Oleh sebab itu, menjadi sebuah keharusan bagi Indonesia untuk bergerak cepat dalam pembangunan infrastruktur yang memadai dan berkelanjutan. Dalam masa pemerintahan Jokowi-JK, telah ditetapkan sembilan agenda prioritas yang disebut NAWA CITA. Dimana menjadi salah satu fokus utama pemerintah adalah pembangunan infrastuktur berupa pembangunan jalan baru sepanjang 2.650 Km dan jalan tol 1.000 Km, 15 bandara baru, 24 pelabuhan baru dan pelabuhan penyeberangan, pembangunan jalur kereta api sepanjang 3.258 Km, 49 waduk baru dan 33 PLTA, pembangunan kilang minyak dan juga pembangkit listrik sebesar 35.000 MW.

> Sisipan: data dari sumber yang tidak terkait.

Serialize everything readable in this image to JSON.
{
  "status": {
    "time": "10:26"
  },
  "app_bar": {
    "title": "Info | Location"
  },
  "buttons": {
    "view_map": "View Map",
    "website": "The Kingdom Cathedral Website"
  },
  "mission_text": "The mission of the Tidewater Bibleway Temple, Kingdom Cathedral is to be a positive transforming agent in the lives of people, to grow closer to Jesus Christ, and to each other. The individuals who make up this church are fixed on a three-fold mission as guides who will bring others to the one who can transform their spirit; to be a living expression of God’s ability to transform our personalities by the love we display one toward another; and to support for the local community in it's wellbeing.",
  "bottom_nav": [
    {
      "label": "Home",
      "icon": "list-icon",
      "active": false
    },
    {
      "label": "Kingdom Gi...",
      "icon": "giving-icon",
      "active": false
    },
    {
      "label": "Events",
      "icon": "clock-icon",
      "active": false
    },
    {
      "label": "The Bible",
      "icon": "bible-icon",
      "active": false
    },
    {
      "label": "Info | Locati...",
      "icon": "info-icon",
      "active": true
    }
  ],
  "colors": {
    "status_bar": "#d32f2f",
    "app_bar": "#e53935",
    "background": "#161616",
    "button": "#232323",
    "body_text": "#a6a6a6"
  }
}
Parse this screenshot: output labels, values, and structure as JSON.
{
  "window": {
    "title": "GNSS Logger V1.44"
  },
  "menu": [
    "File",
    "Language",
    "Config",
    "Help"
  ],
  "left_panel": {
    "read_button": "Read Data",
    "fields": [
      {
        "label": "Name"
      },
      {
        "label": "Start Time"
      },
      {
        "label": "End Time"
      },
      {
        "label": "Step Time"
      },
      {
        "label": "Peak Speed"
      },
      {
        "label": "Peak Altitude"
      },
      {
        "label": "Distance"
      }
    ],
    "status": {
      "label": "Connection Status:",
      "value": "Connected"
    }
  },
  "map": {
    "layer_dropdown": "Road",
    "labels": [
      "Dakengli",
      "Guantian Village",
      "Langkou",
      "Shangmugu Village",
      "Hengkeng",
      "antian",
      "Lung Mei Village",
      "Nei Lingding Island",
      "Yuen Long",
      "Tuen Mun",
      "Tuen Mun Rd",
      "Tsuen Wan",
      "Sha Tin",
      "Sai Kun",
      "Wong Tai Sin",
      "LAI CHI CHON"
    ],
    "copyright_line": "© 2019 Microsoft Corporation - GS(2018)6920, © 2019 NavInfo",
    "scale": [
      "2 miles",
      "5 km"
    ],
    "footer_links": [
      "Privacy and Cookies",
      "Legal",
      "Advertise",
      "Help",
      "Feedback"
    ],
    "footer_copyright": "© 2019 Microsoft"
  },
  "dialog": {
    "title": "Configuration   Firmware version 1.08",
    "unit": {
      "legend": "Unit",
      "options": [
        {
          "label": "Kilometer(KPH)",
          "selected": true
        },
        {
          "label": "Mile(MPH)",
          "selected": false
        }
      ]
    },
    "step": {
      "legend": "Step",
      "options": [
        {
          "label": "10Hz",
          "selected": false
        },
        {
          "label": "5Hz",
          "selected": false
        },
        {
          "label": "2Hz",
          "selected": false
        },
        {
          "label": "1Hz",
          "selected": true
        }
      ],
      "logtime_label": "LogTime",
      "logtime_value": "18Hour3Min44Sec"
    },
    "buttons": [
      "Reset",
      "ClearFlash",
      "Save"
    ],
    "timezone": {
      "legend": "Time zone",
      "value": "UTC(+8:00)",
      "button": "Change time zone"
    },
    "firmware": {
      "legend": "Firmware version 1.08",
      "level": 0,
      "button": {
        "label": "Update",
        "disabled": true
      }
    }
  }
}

Dalam proses perwujudan program pembangunan infrastruktur tersebut, ketersediaan lahan masih menjadi permasalahan yang utama. Sebagai contoh, dalam situs http://www.energibersama.com/, Menteri Energi dan Sumber Daya Mineral (ESDM), Sudirman Said memaparkan bahwa salah satu hambatan utama dalam pelaksanaan proyek pembangkit listrik 35.000 MW adalah pengadaan dan pembebasan lahan. Hal serupa juga terjadi di Riau, dimana pembebasan lahan untuk pembangunan jalur kereta api membutuhkan waktu lama dan biaya cukup besar (Rp80 miliar).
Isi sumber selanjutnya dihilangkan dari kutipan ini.